The agreement in principle, worth the equivalent of €10.8-13.1 billion, is tied to tough reform conditions which will have a big impact on the Ukrainian economy and people. 

The Fund's Ukrainian mission chief Nikolai Georgiyev said the rescue would form the central part of a broader package released by other governments and agencies.

This would amount to $27 billion (€19.6 billion) over the next two years.

Georgiyev said the actual size of the "standby agreement" would be determined only once the new Western-backed leaders of Ukraine implemented the reforms the Fund had sought in vain from the cabinet of Kremlin-backed president Viktor Yanukovych.

That government was toppled in February by three months of protests.

"The programme will be approved by the IMF board when the steps that I mentioned are implemented," Georgiyev told reporters after holding a decisive round of talks with Ukrainian President Arseniy Yatsenyuk yesterday.

The package announced by the Fund is only slightly smaller than that $15-20 billion (€10.9-14.5 billion) requested by the former Soviet state's new leaders when Georgiyev's mission first arrived in Kiev on March 4.

The Fund has made an immediate end to Ukraine's costly gas subsidies one of its main conditions for the programme's approval.

It also wants the central bank to stop propping up the Ukrainian currency and for the government to cut down on corruption and red tape.

Georgiyev called these two steps as a more committed effort to fight bureaucratic red tape and state corruption "the foundation for stable and sustainable growth".

The IMF programme was announced one day after the Ukraine's state energy company Naftogaz said it would increase domestic heating gas prices by 50% on May 1. 

Naftogaz added that rates for district heating companies would go up by 40% on July 1 and that further rate increases were likely in the coming years.

Ukraine's central bank has already limited its currency interventions - a decision that has seen the hryvnia lose more than a quarter of its value against the dollar since the start of the year.

The IMF programme's formal approval in April will set in motion the release of further assistance from both Washington and the European Union.

Yatsenyuk said he expected European Union officials to send €1.6 billion to Kiev within two months of approval of the loan deal.

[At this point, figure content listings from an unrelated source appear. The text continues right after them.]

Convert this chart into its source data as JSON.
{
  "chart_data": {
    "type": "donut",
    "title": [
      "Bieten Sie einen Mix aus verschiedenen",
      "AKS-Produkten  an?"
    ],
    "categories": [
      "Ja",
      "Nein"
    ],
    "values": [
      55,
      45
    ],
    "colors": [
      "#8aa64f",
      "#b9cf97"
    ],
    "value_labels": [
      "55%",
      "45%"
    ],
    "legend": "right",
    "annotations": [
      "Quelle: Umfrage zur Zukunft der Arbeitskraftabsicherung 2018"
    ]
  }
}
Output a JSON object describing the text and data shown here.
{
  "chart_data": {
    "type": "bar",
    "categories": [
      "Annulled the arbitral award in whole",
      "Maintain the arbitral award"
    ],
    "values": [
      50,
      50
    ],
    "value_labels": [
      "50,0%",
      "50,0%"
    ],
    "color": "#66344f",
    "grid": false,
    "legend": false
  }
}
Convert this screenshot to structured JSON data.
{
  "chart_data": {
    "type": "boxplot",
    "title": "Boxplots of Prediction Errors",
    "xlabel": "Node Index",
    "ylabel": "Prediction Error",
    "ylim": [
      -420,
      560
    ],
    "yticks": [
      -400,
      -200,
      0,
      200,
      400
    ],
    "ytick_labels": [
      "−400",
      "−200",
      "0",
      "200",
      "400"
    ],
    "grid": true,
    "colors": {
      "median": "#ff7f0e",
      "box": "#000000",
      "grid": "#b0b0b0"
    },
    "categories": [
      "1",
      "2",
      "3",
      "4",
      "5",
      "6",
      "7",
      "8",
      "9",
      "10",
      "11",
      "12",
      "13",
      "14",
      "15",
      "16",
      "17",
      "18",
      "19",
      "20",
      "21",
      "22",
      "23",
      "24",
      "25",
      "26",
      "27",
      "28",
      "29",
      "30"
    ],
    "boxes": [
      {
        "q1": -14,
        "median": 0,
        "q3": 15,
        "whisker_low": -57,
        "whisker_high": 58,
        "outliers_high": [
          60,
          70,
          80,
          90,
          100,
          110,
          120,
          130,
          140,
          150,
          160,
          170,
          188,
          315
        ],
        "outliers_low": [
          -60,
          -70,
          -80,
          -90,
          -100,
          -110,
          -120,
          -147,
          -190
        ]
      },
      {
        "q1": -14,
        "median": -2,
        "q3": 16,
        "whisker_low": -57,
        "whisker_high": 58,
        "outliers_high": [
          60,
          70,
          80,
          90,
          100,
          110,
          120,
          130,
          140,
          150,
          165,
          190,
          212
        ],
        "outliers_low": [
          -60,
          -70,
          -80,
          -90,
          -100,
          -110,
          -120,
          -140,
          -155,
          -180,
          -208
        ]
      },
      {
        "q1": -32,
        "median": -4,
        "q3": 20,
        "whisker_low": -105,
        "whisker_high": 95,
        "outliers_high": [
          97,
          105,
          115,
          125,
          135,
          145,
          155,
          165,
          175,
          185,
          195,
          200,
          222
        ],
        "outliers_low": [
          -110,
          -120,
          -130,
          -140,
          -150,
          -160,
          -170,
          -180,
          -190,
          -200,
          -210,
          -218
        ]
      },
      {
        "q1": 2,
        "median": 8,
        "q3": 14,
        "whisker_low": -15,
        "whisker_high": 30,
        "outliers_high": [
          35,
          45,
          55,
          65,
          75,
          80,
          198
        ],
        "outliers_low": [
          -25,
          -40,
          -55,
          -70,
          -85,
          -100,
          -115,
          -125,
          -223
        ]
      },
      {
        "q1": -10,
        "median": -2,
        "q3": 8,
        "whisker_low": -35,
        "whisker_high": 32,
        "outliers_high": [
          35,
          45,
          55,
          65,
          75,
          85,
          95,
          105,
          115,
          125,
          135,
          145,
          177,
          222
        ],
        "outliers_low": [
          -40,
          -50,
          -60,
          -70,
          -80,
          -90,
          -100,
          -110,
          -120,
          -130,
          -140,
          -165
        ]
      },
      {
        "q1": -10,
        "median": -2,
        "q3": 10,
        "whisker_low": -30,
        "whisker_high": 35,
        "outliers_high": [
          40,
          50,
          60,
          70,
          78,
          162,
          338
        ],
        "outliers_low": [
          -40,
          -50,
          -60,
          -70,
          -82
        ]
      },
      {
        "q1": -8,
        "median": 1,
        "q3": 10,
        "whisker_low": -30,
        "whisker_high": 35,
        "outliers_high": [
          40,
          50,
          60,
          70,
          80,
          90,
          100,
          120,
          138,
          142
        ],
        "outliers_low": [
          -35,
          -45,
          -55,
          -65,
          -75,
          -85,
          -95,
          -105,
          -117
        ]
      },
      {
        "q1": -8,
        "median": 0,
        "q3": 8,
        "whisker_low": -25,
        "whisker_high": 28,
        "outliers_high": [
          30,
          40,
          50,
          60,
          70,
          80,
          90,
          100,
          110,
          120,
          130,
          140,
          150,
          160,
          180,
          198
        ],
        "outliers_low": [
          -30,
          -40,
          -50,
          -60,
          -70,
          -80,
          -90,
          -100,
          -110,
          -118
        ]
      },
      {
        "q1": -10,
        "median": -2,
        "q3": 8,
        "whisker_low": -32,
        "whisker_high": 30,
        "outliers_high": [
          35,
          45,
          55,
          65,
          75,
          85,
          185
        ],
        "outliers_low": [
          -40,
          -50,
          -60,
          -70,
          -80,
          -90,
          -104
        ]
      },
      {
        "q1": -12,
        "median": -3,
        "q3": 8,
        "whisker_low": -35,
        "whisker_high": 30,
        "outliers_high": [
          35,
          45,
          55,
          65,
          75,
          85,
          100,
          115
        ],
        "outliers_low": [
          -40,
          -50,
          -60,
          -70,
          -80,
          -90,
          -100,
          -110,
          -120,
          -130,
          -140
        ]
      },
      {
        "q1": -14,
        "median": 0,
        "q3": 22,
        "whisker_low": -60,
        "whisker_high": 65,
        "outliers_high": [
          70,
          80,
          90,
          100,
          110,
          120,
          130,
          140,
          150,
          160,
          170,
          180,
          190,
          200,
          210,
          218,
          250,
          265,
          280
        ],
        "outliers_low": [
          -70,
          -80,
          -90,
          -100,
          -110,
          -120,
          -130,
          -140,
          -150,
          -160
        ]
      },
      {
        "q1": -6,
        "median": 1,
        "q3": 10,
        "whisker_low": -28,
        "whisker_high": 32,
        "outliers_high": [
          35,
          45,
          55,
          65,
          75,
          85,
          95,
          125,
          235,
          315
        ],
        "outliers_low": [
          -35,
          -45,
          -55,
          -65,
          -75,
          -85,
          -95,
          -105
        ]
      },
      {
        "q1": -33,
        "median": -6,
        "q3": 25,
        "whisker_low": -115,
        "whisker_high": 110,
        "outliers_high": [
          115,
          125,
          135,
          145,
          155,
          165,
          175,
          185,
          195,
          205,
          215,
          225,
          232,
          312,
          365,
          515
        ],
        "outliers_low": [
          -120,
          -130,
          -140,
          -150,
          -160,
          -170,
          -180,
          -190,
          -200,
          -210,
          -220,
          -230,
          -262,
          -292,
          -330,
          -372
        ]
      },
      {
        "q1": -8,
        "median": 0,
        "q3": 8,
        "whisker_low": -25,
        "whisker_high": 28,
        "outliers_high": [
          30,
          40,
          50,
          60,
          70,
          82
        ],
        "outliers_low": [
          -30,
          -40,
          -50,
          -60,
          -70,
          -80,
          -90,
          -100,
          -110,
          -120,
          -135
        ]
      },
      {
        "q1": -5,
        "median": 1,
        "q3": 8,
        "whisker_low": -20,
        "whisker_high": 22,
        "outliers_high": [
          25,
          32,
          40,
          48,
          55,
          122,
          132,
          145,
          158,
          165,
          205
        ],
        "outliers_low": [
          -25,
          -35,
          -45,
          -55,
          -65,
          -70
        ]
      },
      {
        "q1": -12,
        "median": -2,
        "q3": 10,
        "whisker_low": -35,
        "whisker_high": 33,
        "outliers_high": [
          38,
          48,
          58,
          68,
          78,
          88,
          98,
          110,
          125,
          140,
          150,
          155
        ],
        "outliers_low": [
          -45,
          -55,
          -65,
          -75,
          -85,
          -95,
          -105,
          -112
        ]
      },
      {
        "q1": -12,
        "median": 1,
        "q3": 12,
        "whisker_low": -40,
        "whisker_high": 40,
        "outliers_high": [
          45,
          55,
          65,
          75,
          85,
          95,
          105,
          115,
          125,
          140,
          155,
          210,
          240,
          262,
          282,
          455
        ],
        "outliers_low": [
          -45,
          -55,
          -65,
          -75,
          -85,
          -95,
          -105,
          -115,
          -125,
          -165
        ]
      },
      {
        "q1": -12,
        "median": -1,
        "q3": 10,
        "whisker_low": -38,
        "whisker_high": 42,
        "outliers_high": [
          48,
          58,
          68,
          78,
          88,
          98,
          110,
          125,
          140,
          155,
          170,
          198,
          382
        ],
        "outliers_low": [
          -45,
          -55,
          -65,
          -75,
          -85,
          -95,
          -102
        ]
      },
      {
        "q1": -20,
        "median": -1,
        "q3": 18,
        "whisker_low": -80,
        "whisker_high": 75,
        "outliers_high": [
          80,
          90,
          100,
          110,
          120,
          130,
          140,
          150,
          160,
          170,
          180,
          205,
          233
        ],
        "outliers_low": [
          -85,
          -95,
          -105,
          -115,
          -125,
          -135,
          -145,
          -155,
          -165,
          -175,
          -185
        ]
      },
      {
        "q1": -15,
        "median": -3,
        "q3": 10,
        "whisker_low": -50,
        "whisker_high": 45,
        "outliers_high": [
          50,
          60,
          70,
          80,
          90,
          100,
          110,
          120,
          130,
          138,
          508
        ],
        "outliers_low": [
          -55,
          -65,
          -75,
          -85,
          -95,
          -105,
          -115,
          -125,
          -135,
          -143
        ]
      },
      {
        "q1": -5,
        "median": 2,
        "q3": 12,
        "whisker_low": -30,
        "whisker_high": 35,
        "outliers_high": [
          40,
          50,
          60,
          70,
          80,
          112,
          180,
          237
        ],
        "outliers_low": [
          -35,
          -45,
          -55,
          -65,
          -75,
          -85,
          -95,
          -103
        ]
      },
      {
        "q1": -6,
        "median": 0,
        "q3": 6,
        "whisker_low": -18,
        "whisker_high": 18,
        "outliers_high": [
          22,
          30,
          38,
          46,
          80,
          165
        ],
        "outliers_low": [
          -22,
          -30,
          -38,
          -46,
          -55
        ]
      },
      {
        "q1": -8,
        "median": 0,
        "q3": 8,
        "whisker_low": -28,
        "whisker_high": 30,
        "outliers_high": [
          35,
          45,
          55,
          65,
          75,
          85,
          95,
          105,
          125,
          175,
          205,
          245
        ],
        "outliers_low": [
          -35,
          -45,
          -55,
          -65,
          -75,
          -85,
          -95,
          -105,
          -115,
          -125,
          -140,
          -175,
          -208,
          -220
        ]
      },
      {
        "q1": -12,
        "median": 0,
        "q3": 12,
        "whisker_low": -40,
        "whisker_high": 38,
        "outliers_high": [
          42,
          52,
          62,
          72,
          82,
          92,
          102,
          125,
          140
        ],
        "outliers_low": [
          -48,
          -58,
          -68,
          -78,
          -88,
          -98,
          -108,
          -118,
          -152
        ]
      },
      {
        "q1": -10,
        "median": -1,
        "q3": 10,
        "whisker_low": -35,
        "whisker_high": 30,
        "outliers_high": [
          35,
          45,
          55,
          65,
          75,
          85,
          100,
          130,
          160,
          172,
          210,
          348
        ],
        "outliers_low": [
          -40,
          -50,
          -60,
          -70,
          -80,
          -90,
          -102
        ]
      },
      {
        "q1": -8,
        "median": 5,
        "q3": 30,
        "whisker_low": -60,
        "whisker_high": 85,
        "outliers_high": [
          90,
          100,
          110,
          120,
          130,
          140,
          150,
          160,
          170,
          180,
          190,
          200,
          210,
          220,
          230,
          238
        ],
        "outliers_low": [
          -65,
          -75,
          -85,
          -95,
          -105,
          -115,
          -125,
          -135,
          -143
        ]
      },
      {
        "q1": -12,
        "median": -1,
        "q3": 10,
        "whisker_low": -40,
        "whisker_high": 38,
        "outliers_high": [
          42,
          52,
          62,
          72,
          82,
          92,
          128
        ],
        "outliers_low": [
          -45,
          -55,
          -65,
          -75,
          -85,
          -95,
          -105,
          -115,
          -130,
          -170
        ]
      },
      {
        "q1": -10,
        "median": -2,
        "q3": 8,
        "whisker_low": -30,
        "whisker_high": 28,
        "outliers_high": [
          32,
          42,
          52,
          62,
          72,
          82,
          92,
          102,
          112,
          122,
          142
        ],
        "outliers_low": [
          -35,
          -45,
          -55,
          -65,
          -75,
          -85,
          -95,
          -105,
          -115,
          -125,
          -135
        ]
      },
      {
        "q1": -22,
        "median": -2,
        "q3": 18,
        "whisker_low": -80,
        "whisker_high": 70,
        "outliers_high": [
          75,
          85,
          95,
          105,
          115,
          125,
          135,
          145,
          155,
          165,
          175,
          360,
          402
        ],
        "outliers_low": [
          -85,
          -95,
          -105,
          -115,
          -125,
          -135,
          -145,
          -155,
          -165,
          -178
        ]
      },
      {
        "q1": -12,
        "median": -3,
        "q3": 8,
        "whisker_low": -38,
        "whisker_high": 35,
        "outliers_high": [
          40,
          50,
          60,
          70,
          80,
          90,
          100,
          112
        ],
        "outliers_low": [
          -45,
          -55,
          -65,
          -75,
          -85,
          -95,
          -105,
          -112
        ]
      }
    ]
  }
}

The US has also pledged $1 billion (€720m) in loan guarantees while Japan has promised up to $1.5 billion (€1.1 billion).

Economist believe that the IMF decided to move faster than it may have initially wanted out of concern that the Ukrainian government could become insolvent within a matter of months.

Ukraine's fast-depleting reserves - spent the previous years on propping up the currency at artificially high rates in order to avoid public discontent - had reached levels sufficient to cover just two months of imports. It also owes billion of dollars in foreign debt payment coming due within the next few months.